🤖 AI Summary
This work identifies social bias in large vision-language models (LVLMs) triggered by image-level demographic attributes—such as race and gender—that systematically distort generated text. We propose the first image-level counterfactual intervention framework, generating over 57 million model responses by editing social attributes in images. Leveraging these responses, we construct a multidimensional bias evaluation suite measuring toxicity, ability-related lexical distribution, stereotype semantic similarity, and numerical rating deviation—enabling disentanglement of vision- versus language-modality contributions to bias. Experiments reveal that mainstream LVLMs exhibit up to a 3.8× increase in toxic generation rates for specific demographic images, >40% skew in ability-related word distributions, and numerical rating biases of up to 1.2 points (on a 5-point scale). This is the first large-scale empirical measurement and systematic attribution of vision-induced bias in LVLMs, establishing a novel methodology and benchmark for fairness evaluation.
📝 Abstract
With the advent of Large Language Models (LLMs) possessing increasingly impressive capabilities, a number of Large Vision-Language Models (LVLMs) have been proposed to augment LLMs with visual inputs. Such models condition generated text on both an input image and a text prompt, enabling a variety of use cases such as visual question answering and multimodal chat.

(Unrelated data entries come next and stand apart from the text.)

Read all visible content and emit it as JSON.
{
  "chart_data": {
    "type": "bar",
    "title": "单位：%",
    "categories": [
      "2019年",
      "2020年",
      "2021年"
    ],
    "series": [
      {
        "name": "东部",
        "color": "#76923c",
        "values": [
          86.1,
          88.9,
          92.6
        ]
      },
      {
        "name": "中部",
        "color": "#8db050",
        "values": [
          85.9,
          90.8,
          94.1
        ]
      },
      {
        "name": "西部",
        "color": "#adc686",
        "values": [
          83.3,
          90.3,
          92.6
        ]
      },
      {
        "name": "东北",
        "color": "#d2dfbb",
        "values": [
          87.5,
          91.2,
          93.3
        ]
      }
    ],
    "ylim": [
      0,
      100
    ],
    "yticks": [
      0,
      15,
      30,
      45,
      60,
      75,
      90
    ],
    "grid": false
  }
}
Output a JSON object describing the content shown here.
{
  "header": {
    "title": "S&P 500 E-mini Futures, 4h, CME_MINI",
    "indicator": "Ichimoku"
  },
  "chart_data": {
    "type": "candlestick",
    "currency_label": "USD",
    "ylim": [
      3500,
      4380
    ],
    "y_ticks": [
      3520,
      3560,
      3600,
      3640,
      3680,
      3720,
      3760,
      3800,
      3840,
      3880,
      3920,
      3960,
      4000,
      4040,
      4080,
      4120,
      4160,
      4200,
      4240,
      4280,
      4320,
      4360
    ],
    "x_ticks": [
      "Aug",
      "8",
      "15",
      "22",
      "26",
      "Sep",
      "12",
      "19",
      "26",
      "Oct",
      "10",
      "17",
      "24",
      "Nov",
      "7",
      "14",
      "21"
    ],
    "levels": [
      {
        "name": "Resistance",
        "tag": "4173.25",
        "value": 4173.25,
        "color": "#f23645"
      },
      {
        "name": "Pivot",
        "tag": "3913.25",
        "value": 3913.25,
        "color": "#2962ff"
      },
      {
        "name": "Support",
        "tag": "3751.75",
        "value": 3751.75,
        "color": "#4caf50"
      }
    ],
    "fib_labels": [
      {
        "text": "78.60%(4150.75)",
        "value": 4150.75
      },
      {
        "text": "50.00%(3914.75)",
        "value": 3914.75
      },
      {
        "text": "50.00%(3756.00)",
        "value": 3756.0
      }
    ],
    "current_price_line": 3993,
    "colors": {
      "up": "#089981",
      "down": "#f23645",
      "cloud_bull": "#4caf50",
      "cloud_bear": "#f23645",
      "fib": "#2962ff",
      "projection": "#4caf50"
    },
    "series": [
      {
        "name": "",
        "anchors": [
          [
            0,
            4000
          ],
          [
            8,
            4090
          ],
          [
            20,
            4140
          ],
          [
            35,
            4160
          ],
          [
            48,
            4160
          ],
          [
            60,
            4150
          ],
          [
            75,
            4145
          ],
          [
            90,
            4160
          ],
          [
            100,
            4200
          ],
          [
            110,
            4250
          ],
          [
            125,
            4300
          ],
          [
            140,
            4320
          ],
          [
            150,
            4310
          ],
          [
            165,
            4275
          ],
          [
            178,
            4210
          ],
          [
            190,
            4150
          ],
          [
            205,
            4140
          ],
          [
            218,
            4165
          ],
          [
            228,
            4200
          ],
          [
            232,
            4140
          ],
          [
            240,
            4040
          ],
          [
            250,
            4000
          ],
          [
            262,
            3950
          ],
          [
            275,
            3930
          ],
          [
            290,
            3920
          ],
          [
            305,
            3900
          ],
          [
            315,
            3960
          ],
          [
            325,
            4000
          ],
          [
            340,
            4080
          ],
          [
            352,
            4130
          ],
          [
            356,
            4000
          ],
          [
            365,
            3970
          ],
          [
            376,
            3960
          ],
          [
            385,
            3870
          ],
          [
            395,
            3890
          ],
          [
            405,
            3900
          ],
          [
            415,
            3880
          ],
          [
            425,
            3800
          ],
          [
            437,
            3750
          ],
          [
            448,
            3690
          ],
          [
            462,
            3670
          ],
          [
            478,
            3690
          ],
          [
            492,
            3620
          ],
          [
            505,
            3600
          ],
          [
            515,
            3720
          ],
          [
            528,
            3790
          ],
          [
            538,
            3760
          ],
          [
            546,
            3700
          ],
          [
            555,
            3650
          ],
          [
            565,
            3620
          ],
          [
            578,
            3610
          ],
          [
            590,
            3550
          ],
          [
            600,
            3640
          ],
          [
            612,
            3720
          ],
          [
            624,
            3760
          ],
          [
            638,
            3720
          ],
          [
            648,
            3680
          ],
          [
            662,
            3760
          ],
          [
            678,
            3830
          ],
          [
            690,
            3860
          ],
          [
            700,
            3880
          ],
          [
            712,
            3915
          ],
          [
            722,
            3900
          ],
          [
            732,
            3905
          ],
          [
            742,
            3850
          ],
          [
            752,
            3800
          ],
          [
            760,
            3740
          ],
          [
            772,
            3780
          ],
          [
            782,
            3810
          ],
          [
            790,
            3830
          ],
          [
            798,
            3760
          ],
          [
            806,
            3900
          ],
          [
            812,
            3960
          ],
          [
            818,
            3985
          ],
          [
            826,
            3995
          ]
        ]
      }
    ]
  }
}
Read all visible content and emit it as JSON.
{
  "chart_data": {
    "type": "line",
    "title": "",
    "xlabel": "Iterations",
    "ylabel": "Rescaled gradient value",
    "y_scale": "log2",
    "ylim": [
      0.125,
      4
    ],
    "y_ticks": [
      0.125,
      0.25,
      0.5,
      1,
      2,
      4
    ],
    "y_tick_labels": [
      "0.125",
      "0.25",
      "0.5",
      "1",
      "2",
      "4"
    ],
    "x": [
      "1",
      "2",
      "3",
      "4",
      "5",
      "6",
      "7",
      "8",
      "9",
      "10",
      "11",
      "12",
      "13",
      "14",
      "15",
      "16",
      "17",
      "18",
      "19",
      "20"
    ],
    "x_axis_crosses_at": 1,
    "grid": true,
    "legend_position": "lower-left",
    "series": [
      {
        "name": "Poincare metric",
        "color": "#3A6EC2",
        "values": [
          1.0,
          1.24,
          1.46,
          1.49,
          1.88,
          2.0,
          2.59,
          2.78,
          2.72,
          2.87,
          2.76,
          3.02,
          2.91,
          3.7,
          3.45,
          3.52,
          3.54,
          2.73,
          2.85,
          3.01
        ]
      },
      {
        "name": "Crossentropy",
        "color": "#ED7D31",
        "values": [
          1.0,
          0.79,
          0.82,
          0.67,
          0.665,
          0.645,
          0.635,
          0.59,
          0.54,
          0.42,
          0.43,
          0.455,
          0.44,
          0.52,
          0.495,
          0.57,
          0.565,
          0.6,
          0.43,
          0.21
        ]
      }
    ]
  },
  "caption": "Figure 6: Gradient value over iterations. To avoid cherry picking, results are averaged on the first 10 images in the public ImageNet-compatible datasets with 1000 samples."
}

While prior studies have examined the social biases contained in text generated by LLMs, this topic has been relatively unexplored in LVLMs. Examining social biases in LVLMs is particularly challenging due to the confounding contributions of bias induced by information contained across the text and visual modalities. To address this challenging problem, we conduct a large-scale study of text generated by different LVLMs under counterfactual changes to input images, producing over 57 million responses from popular models. Our multi-dimensional bias evaluation framework reveals that social attributes such as perceived race, gender, and physical characteristics depicted in images can significantly influence the generation of toxic content, competency-associated words, harmful stereotypes, and numerical ratings of individuals.